Department of Genetics, Faculty of Medicine, University of Porto, Porto, Portugal.
Fertil Steril. 2010 Jul;94(2):585-94. doi: 10.1016/j.fertnstert.2009.02.051. Epub 2009 Apr 1.
To study the methylation imprinting marks of two oppositely imprinted genes, H19 and MEST/PEG1, in human testicular spermatozoa from azoospermic patients with different etiologies. Testicular spermatozoa are often used in intracytoplasmic sperm injection for treatment of male factor infertility, but the imprinting status of these cells is currently unknown.
Experimental prospective study.
University research laboratory and private in vitro fertilization (IVF) clinic.
PATIENT(S): A total of 24 men, five with anejaculation, five with secondary obstructive azoospermia, five with primary obstructive azoospermia, and nine with secretory azoospermia due to hypospermatogenesis.
INTERVENTION(S): Spermatozoa were isolated by micromanipulation from testicular biopsies.
MAIN OUTCOME MEASURE(S): DNA methylation patterns were analyzed using bisulfite genomic sequencing with cloning analysis.
RESULT(S): We found H19 complete methylation was statistically significantly reduced in secretory azoospermic patients with hypospermatogenesis, with one patient presenting complete unmethylation. Hypomethylation also affected the CTCF-binding site 6, involved in regulation of IGF2 expression. Regarding the MEST gene, all patients presented complete unmethylation although this was statistically significantly reduced in the anejaculation group.

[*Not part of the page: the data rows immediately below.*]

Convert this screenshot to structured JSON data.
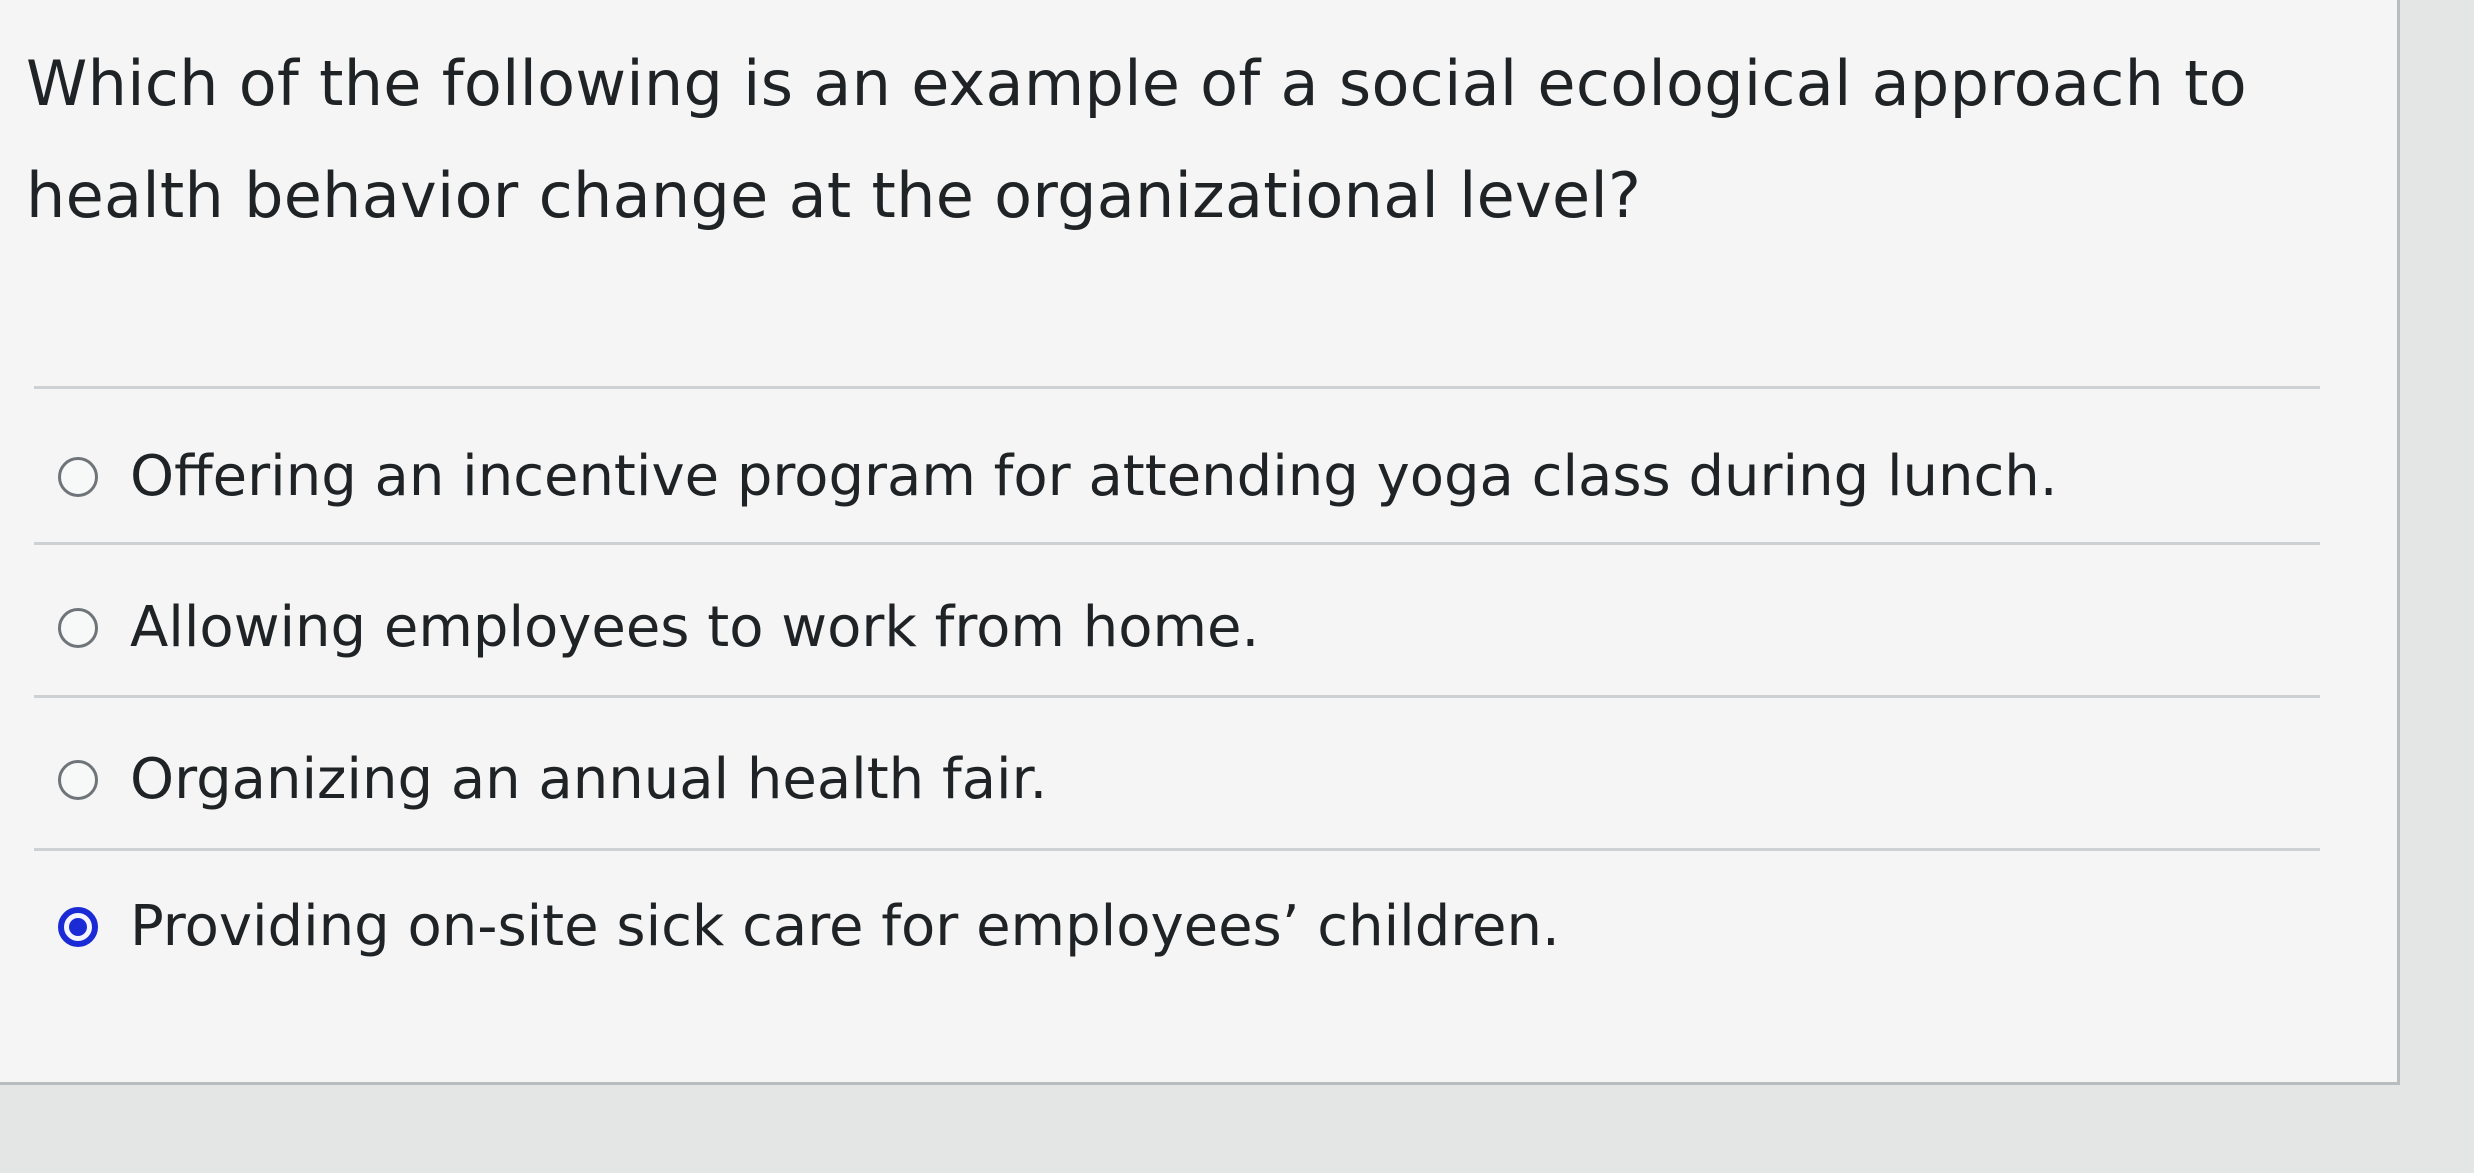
{
  "question": {
    "text": "Which of the following is an example of a social ecological approach to health behavior change at the organizational level?"
  },
  "options": [
    {
      "label": "Offering an incentive program for attending yoga class during lunch.",
      "selected": false
    },
    {
      "label": "Allowing employees to work from home.",
      "selected": false
    },
    {
      "label": "Organizing an annual health fair.",
      "selected": false
    },
    {
      "label": "Providing on-site sick care for employees’ children.",
      "selected": true
    }
  ],
  "colors": {
    "selected_radio": "#1a2bd6",
    "unselected_radio_border": "#6f7479",
    "text": "#1f2326"
  }
}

CONCLUSION(S): Testicular spermatozoa from men with abnormal spermatogenesis carry methylation defects in the H19 imprinted gene which also affect the CTCF-binding site, further supporting an association between the occurrence of imprinting errors and disruptive spermatogenesis.
研究两种相反印迹基因 H19 和 MEST/PEG1 的甲基化印迹标记在不同病因无精子症患者睾丸精子中的情况。睾丸精子常用于治疗男性因素不育症的胞浆内精子注射,但这些细胞的印迹状态目前尚不清楚。
实验性前瞻性研究。
大学研究实验室和私人体外受精(IVF)诊所。
共 24 名男性,5 名无精液症,5 名继发性梗阻性无精子症,5 名原发性梗阻性无精子症,9 名因少精子症导致的分泌性无精子症。
通过显微操作从睾丸活检中分离精子。
使用亚硫酸氢盐基因组测序和克隆分析分析 DNA 甲基化模式。
我们发现,在少精子症的分泌性无精子症患者中,H19 完全甲基化明显减少,其中 1 例患者出现完全去甲基化。低甲基化也影响了 CTCF 结合位点 6,该位点参与 IGF2 表达的调控。关于 MEST 基因,所有患者均表现出完全去甲基化,但在无精液症组中,这种情况明显减少。
来自异常精子发生男性的睾丸精子携带 H19 印迹基因的甲基化缺陷,这也影响 CTCF 结合位点,进一步支持印迹错误的发生与破坏精子发生之间存在关联。